Mindfulness and Problem-Solving

Bearing in mind that the most common barriers to problem-solving are mindset-related, it is no wonder that mindfulness is associated with better problem-solving.

Results indicate that meditation leads to activation in brain areas involved in processing self-relevant information, self-regulation, focused problem-solving, adaptive behavior, and interoception.The Meditative Mind: A Comprehensive Meta-Analysis of MRI Studies | hindawi

Mindfulness is a meditation technique which has demonstrated to be useful for, among other things, educating attention and enhancing mental clarity, thus improving problem–solving capabilities, as described by Davis and Hayes (2011), Tan (2012), and Mrazek et al. (2013), among others. An experimental replication on the effect of the practice of mindfulness in conceptual modeling performance – ScienceDirect

The freeing of the mind is why we sometimes solve problems in our sleep:

The prefrontal cortex gets shut down.
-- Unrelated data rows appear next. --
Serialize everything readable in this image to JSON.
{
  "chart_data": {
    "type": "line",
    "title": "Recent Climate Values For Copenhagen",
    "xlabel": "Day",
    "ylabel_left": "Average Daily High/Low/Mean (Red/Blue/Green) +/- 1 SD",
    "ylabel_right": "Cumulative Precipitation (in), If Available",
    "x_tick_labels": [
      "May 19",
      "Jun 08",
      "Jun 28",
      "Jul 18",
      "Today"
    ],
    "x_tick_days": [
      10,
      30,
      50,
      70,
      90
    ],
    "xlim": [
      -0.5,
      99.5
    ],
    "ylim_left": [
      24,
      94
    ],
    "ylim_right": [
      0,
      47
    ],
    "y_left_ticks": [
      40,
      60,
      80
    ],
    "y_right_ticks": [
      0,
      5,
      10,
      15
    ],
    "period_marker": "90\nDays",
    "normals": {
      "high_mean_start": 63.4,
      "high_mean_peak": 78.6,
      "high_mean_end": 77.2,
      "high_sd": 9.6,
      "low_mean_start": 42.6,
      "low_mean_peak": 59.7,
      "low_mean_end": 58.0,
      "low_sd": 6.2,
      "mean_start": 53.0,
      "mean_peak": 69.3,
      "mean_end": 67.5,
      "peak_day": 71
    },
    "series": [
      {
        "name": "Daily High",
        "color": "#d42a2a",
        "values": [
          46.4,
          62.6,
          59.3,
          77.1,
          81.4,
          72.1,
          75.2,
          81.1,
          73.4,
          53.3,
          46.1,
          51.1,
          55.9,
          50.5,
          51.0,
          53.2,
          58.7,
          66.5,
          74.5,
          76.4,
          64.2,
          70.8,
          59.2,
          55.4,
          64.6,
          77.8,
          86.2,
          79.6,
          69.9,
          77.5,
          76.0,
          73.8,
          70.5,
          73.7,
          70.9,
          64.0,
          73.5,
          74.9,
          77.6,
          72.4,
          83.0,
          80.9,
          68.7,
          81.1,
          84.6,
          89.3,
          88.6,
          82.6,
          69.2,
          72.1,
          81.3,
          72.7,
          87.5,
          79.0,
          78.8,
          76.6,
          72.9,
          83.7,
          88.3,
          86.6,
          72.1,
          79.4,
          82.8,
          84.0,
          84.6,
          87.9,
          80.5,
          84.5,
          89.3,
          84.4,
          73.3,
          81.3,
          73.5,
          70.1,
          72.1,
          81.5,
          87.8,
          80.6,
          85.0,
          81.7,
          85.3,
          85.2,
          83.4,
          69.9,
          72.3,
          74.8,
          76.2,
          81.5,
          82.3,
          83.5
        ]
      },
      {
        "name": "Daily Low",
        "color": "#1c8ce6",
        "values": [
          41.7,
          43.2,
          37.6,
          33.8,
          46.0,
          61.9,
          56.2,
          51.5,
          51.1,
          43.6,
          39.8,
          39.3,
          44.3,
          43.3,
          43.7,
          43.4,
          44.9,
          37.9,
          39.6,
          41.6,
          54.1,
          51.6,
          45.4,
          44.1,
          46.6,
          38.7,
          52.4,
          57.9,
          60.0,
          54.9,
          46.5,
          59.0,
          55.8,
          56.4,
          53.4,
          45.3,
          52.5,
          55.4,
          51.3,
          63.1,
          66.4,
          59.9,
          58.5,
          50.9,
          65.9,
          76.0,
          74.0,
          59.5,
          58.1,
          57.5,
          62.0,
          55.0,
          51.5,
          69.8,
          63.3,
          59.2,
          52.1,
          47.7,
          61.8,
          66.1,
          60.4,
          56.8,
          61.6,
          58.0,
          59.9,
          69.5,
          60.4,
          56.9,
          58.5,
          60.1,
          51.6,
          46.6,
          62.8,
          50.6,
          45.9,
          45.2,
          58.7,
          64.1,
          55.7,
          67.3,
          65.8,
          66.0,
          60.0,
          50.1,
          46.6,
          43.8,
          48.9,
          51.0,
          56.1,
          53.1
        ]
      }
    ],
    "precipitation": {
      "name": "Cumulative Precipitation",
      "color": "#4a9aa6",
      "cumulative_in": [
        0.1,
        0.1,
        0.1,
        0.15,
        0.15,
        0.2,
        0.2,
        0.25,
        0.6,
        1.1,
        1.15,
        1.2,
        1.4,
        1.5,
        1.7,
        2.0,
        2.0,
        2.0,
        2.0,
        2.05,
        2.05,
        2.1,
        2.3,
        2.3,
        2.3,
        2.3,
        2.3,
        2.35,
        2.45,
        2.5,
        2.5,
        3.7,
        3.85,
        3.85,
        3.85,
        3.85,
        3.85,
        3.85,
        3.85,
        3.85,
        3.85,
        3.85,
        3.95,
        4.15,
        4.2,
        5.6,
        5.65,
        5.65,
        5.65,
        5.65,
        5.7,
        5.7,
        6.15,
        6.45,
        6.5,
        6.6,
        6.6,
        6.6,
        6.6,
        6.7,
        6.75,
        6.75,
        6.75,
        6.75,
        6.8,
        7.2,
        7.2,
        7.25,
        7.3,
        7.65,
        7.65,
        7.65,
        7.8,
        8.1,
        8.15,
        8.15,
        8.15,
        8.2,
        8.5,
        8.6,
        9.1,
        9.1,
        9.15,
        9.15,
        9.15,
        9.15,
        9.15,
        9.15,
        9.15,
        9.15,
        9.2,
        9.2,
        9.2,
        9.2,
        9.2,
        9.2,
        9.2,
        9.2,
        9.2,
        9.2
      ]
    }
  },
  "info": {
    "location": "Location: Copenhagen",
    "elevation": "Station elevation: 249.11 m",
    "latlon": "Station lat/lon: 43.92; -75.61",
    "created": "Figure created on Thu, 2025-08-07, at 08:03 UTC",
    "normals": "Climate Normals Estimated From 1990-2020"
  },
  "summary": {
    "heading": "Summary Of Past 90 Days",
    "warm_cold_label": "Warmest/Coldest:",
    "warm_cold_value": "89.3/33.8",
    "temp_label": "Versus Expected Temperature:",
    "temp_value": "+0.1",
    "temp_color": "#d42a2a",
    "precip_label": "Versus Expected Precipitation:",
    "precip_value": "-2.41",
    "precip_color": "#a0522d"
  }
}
This part of the brain handles executive decision-making (which includes rational thinking and impulse control), but now there’s no critical edge or categories to put ideas in. The brain can freely associate and process in the background.Sleep to solve a problem – Harvard Health

Mindfulness, Problem-Solving, and Hobbies

Mindfulness doesn’t come easy, though. Hobbies are a great opportunity for fostering our mindfulness, by cultivating a stronger sense of self and allowing relaxation.

Hobbies can also help us practice and improve other problem-solving-related skills, such as creativity, analytical thinking, and observation skills.